Small companies, top jobs?

The survey uncovered an interesting fact about the impact of company size on respondents. Nearly half of plant managers, VPs and directors in the survey work at small companies-those that employ fewer than 250 employees. Only 27% of top managers work at large companies employing over 1ꯠ people.

Since participation was voluntary, it's unclear why upper management at smaller companies responded in greater numbers compared to their peers at mid-sized and larger companies. Conventional wisdom holds that disgruntled people are more likely to respond to a survey (perhaps a reason for the large number of participants in purchasing). If so, the survey response is puzzling, since management respondents were the happiest of any group.

The company size factor was reversed among department managers. Only a little over 20% of these respondents worked at smaller companies, with the bulk (57%) working at large companies. Presumably, this is because smaller companies have flatter management structures with fewer places for intermediate or department managers.

In terms of job mobility, it seems that top managers who responded to the survey were more likely than other respondents to have changed jobs (26%) or be promoted to a new job (30%) in the last year (Chart 3). Such mobility figures were considerably lower for department managers as well as for engineers and purchasing agents who responded to the survey.

Finally, managers of all stripes reported higher overall job satisfaction levels compared to packaging engineers and purchasing agents (Chart 4). Half of all managers report overall satisfaction with their jobs. More specifically, over 60% of plant managers, VPs and directors report being satisfied. And tellingly, just 9.1% of these top managers said they were dissatisfied with their jobs. That compares to more than 25% of purchasing agents who claimed to be dissatisfied with their jobs. About 15% of department managers reported being dissatisfied.

What ails everybody

One thing that managers had in common with all other respondents is the compressed timelines under which all members of the packaging team seem to be operating today. A chief engineer at a food company in the Northwest wants to "Spend time at home!" What keeps him from doing that: "Projects and more projects!"

Many managers said there wasn't enough time for them to properly train and motivate the people in their charge. "Time and budget keep me from spending more time on employee ownership and teamwork," says a plant manager at a medium-sized food processing firm in the Northwest.

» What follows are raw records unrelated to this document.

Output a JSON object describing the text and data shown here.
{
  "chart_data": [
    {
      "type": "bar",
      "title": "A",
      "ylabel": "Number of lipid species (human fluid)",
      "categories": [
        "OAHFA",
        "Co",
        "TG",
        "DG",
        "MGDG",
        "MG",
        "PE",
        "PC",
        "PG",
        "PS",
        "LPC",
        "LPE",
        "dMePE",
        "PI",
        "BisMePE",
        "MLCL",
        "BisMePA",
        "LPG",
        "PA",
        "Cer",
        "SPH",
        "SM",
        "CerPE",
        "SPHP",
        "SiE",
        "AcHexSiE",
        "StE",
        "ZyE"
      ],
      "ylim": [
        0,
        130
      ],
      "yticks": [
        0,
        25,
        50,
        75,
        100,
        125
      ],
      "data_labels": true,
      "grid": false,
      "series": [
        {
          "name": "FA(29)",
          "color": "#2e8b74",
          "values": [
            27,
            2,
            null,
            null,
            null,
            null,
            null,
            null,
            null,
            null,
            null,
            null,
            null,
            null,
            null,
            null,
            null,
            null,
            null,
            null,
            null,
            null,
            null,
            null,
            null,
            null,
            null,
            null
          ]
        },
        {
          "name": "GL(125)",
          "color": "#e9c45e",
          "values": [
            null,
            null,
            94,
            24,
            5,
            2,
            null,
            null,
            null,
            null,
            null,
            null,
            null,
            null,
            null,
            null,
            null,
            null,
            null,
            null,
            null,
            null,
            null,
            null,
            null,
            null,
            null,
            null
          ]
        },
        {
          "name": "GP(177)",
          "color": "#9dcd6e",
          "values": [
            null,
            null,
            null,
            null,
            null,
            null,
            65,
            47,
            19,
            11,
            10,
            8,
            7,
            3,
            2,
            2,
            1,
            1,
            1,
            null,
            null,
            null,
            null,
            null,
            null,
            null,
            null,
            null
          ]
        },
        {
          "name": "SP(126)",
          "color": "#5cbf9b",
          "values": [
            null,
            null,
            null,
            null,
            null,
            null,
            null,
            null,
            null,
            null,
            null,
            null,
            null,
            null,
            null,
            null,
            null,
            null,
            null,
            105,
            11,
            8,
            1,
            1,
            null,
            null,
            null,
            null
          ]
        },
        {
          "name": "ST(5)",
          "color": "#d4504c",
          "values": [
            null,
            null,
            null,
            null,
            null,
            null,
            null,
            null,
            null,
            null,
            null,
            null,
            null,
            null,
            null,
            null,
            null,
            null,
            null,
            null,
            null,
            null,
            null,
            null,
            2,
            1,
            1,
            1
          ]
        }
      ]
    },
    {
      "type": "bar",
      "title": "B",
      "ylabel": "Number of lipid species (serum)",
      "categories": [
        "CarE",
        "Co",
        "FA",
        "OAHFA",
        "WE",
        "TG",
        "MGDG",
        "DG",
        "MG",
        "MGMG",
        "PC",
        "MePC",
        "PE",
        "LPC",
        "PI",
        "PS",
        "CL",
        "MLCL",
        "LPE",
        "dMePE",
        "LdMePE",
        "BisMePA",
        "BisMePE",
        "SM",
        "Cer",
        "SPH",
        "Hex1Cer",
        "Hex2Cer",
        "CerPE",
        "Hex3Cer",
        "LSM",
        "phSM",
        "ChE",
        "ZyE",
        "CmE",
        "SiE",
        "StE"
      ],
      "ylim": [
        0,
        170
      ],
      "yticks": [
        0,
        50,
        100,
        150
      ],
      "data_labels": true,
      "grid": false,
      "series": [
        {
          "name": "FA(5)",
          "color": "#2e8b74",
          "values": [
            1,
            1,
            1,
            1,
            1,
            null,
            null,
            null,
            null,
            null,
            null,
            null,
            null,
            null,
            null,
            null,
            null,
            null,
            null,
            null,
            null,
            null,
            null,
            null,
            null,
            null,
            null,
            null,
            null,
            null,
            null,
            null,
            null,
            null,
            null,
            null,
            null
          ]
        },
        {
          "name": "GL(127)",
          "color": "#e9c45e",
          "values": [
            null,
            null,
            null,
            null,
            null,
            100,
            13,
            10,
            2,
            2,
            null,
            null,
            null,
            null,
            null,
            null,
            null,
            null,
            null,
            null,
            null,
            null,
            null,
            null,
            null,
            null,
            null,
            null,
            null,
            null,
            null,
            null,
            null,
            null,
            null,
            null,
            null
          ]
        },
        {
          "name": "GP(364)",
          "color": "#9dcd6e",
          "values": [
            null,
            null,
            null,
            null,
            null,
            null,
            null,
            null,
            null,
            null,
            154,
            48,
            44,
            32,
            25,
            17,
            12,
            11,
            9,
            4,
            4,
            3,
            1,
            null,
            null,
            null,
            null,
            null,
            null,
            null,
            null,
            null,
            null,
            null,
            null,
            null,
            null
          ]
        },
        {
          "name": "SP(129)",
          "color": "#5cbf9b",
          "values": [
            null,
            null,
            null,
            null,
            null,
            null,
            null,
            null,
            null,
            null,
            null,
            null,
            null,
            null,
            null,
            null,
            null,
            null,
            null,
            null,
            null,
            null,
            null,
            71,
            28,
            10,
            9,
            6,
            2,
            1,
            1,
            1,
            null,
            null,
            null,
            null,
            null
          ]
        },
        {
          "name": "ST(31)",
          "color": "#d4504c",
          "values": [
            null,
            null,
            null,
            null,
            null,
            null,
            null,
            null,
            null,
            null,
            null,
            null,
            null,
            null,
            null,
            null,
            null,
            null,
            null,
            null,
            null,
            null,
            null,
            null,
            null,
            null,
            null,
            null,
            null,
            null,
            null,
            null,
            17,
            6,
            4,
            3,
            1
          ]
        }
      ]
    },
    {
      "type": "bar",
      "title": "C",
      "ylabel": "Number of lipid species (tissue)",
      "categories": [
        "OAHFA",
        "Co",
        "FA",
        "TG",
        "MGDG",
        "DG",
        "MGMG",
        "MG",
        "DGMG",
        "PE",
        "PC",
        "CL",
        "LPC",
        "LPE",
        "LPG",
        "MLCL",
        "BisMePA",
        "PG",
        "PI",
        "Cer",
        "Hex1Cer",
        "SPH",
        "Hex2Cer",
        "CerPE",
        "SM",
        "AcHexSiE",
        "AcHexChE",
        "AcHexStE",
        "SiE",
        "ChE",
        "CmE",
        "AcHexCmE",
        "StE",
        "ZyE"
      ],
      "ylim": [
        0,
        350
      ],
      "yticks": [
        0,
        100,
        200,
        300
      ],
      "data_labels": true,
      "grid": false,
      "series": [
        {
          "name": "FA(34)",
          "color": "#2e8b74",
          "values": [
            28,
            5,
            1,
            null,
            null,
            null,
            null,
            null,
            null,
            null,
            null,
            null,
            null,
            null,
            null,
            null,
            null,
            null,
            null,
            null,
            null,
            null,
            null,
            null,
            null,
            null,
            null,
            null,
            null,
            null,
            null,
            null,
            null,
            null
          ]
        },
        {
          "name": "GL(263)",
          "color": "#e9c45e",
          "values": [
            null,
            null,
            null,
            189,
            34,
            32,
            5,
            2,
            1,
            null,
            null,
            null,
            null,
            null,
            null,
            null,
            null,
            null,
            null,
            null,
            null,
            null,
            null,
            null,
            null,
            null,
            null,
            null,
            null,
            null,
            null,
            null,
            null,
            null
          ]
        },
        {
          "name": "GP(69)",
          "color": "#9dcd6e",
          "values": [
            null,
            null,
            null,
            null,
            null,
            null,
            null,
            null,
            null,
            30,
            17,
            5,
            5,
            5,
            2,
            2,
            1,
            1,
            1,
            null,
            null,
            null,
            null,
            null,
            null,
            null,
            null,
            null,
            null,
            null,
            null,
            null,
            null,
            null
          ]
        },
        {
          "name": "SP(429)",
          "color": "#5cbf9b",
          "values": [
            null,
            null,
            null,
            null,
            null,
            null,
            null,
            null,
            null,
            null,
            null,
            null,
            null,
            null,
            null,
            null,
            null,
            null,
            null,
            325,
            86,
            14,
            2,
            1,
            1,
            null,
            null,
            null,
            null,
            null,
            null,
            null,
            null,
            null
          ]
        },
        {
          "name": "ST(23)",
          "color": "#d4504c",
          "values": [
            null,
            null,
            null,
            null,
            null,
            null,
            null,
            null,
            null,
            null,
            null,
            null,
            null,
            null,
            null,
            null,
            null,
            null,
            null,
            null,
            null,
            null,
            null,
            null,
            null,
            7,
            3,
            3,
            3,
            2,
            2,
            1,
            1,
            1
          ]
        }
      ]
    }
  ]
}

Still other plant managers also indicated they'd like to concentrate more on marketing their plant's capabilities. "Several business developments and start-up responsibilities keep me from more sales/marketing of services and products," writes a plant manager at a small pharmaceutical company in the Southeast.

A number of managers said they wanted to modernize their packaging operations, improve packaging efficiencies and spend more time on long-term planning. Being swamped with day-to-day details and having to wear many hats keeps them from those jobs, many say.

For example, a plant manager at a small, family-owned meat products company in the Midwest wants to "incorporate more computer applications in production out in the plant." What prevents him from doing that: "Recruiting, personnel, quality, production planning, researching new projects, and interacting with sales."

Others, like this plant manager at a small Midwestern food company, want to embark on the pursuit of "continuous improvement." He is "prevented by distractions (crises) and management-by-committee (meetings)."

At least one, however, hasn't lost his sense of humor-that is, if he's joking. A plant manager in the laid-back Southwest writes that he'd like to spend more time "mixing it up with my employees."